Estudo da Universidade Estadual de Campinas (Unicamp) mostrou que o canabinóide, substância que pode ser encontrada em plantas do gênero cannabis, podem auxiliar no tratamento de doenças neurológicas e psiquiátricas. A descoberta foi feita por pesquisadores do Laboratório de Neuroproteômica, do Instituto de Biologia (IB), e publicada hoje (27) na revista European Archives of Psychiatry and Clinical Neurosciences.
“A gente sabe muito sobre o
efeito dos canabinóides, endocanabinoides ou sintéticos sobre os neurônios.
Estamos aprendendo agora que essas substâncias também atuam sobre as células da
glia”, diz Daniel Martins-de-Souza, um dos pesquisadores. Ele explica que
o nome glia significa cola em grego, porque, no passado, os pesquisadores
achavam que essas células ligavam os neurônios uns nos outros, funcionando
apenas como células de suporte.
Nas últimas duas décadas, no
entanto, estudos mostraram que elas praticam funções importantes no cérebro.
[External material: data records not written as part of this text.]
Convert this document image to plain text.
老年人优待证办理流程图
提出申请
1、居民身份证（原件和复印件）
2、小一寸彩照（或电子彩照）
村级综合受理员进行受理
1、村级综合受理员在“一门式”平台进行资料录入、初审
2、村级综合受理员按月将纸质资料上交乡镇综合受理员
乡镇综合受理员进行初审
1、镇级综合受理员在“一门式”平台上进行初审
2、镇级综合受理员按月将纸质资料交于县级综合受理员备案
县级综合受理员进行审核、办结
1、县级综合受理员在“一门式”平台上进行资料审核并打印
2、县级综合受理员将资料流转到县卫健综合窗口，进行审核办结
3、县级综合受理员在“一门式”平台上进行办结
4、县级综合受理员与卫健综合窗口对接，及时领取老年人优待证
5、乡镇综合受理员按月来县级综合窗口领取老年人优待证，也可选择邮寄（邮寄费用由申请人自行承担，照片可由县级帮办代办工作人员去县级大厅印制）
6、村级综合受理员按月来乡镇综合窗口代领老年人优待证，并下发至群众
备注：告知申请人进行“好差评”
A
pesquisa analisou a interação de uma dessas células da glia, chamada
oligodendrócito, com os canabinóides. O oligodendrócito é responsável por
produzir a bainha de mielina, que faz o “encapamento” dos axônios, que são o meio
de comunicação entre os neurônios. “Para o neurônio conseguir conversar
com outro por meio de impulsos elétricos, ele precisa de um encapamento no
fio, vamos assim dizer”, explica o estudioso, comparando com os fios de um
poste de energia elétrica.
Falhas nas células da glia
podem causar doenças. “A bainha de mielina é destruída, por exemplo, na
esclerose múltipla, eventualmente até na doença de Alzheimer. Então, a bainha
de mielina é bastante importante para que o neurônio funcione. A gente sempre
teve uma visão muito neurocêntrica, ou seja, muito da importância do neurônio
no cérebro, mas ele não vai funcionar bem se as células acessórias dele também
não funcionarem, como é o caso do oligodendrócito”, acrescenta
Martins-de-Souza.
Com a análise in vitro,
os pesquisadores viram que os canabinóides promovem a proliferação dos
oligodendrócitos. “Todas as eventuais doenças que têm perda de oligodendrócitos
poderiam se beneficiar”, afirma o especialista. Ele destaca que estudos com
animais e humanos devem confirmar esses dados. A pesquisa também mostrou que,
com os canabinóides, os oligodendrócitos amadurecem melhor. “Isso abre novas
avenidas pra gente investigar potenciais tratamentos de doenças.”
Depressão e esquizofrenia
são outras doenças que podem se beneficiar dessa descoberta.
O que são canabinóides
Além do canabinóide extraído
de plantas do gênero cannabis, o canabidiol, o próprio organismo humano
produz a substância, chamada endocanabinóide. “Foi descoberto que os
compostos da cannabis se ligam a receptores no cérebro, que passaram
a ser conhecidos como receptores canabinóides. O que a gente descobriu a
posteriori é que o nosso organismo produz substâncias que interagem com esses
mesmos receptores. Tudo isso é chamado de canabinóide”, explica o pesquisador.
O estudo, portanto, utilizou
tanto compostos extraídos de plantas do gênero cannabis, como o
canabidiol, o endocanabinóide, quanto sintéticos.